Wer legt fest, wie viele Ärzte sich in einer Stadt niederlassen dürfen?
Diese Aufgabe teilt sich die KV laut Rochell mit dem Zulassungsausschuss des Krankenkassen-Verbands. Grundlage sei die Bedarfsplanungsrichtlinie, die bundesweite Gültigkeit habe. Und die wiederum habe ihren Ursprung in den 1980er-Jahren als in Deutschland eine Ärzteschwemme herrschte, erläuterte er. Daher rühre auch die festgelegte Versorgungsgrenze von 110 Prozent. Faktoren, die für die Bedarfsplanung eine Rolle spielen, seien unter anderem Anzahl, Alter und Morbidität der Bürger.
Warum sind die Hausarztpraxen ungleich über die Stadt verteilt?
Die Versorgungsgrenze von 110 Prozent gilt im Land Bremen laut Rochell lediglich für zwei Planungsbezirke: Bremen Stadt und Bremerhaven. Wo sich die Ärzte innerhalb dieser Bezirke niederlassen, sei ihnen selbst überlassen.

Bernhard Rochell, Vorstandsvorsitzender der Kassenärztlichen Vereinigung Bremen
An wen können sich Patienten ohne festen Hausarzt wenden?
Wer einer ärztlichen Behandlung bedarf und keinen Hausarzt hat oder findet, kann sich unter der Telefonnummer 116 117 beim Patientenservice melden, berichtete Rochell. Dort würden zeitnah Termine bei Hausärzten vergeben, deren Praxen allerdings unter Umständen außerhalb des eigenen Stadtteils lägen.
Wie steht es perspektivisch um Bremens ärztliche Versorgung?
Derzeit ist Bremen mit 108,5 Prozent gut mit Hausärzten versorgt, berichtete Rochell. Um die Versorgungsgrenze von 110 Prozent zu erreichen, fehlten in Bremen Stadt aktuell 14 Hausärzte. Von Unterversorgung könne daher keine Rede sein – jedenfalls noch nicht. Ab 2030 sehe es nämlich vergleichsweise düster für Bremen aus, betonte Rochell. Das liege am hohen Altersdurchschnitt der Bremer Mediziner. 30 Prozent von ihnen seien dann im Rentenalter, und Nachwuchs sei kaum in Sicht. Der Grund dafür liege auf der Hand. „Bremen ist das einzige Bundesland ohne medizinische Fakultät“, sagte der KV-Vorsitzende. Da angehende Ärzte aber in der Regel in oder nahe ihrer Universitätsstadt sesshaft würden, sei Bremen auch aufgrund seiner geografischen Lage wenig attraktiv als Niederlassungsort für den medizinischen Nachwuchs.

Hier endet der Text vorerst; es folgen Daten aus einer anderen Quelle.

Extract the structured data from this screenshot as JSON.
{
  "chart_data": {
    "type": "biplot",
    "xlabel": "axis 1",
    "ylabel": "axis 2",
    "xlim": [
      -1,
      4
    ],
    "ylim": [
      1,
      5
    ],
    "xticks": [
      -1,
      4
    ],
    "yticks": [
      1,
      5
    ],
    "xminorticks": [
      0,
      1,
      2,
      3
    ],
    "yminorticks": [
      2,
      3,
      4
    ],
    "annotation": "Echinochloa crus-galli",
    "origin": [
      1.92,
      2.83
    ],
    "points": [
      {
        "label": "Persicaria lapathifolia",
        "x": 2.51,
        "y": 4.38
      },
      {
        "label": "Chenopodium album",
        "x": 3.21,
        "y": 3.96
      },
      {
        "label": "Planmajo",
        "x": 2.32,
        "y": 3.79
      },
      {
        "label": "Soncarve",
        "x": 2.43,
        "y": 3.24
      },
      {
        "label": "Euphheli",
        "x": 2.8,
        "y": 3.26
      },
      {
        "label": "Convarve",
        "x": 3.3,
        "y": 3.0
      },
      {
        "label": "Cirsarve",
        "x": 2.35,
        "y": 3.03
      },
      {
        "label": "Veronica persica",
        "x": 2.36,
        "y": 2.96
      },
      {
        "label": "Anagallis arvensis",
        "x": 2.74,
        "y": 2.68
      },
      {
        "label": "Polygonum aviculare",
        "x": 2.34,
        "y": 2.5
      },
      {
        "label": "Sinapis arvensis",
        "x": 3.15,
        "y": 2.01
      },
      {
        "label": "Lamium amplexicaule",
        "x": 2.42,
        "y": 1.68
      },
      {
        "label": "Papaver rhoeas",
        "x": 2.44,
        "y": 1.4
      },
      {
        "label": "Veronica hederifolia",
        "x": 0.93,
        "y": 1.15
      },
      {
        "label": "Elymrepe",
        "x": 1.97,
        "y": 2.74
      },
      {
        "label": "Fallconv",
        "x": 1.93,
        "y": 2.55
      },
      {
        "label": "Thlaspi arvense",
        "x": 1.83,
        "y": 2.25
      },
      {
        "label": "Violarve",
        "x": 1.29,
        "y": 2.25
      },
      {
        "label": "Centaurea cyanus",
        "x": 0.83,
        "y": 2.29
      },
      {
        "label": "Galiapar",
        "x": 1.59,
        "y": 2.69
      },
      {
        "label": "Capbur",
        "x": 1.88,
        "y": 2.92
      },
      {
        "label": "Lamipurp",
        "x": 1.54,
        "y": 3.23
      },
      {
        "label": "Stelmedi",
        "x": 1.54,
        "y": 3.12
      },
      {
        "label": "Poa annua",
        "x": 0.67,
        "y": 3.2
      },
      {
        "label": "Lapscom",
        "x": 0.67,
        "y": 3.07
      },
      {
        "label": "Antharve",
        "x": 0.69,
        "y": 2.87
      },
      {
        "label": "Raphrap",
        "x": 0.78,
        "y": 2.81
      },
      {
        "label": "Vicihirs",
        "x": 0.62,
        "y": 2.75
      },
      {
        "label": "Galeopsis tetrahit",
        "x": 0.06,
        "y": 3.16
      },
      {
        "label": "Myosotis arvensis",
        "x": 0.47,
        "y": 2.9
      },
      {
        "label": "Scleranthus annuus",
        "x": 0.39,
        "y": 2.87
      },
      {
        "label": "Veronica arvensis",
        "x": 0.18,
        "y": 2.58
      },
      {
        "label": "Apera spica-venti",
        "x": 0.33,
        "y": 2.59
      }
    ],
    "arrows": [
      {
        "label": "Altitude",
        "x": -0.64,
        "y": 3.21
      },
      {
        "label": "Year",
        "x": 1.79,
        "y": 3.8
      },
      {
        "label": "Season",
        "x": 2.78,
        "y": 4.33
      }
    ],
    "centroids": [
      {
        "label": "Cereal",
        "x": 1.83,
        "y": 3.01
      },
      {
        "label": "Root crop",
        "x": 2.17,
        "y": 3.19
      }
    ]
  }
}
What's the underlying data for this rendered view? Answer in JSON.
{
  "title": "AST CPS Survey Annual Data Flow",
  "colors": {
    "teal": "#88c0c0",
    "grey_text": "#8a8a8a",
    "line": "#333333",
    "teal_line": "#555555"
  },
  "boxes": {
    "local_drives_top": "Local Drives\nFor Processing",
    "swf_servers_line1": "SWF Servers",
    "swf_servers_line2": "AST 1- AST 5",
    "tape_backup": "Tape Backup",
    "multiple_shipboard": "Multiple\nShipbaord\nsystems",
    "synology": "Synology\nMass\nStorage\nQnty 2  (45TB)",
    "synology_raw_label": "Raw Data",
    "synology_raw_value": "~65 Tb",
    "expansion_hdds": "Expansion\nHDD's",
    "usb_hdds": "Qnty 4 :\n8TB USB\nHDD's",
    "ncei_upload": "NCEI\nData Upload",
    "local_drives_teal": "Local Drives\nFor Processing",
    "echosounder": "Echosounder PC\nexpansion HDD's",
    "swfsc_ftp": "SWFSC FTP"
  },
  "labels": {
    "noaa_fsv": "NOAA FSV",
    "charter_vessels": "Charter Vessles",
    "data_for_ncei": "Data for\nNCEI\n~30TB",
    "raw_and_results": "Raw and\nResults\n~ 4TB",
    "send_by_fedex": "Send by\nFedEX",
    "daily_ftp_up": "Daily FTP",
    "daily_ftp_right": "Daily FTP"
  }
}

Wie könnte Bremen für den Ärztenachwuchs attraktiver werden?
Bremen muss sich angesichts der fehlenden Ausbildungsmöglichkeit jetzt so schnell wie möglich darauf konzentrieren, Anreize für junge Ärzte zu schaffen, mahnte Rochell. Die KV fördere Berufseinsteiger bereits auf verschiedenen Ebenen, aber das reiche nicht aus. Es müsse sich dringend auch etwas auf kommunaler Ebene bewegen, wie etwa eine Zusicherung von Kitaplätzen für Ärzte oder Auflagen für Investoren, Räumlichkeiten für Arztpraxen in Neubauquartieren vorzusehen. Aber auch auf Bundesebene gelte es, die Rahmenbedingungen für die ambulante Versorgung zu verbessern. Eine gleichlautende Petition (158622) sei im Oktober beim Bundestag eingereicht worden und könne noch bis zum 20. Dezember mitgezeichnet werden.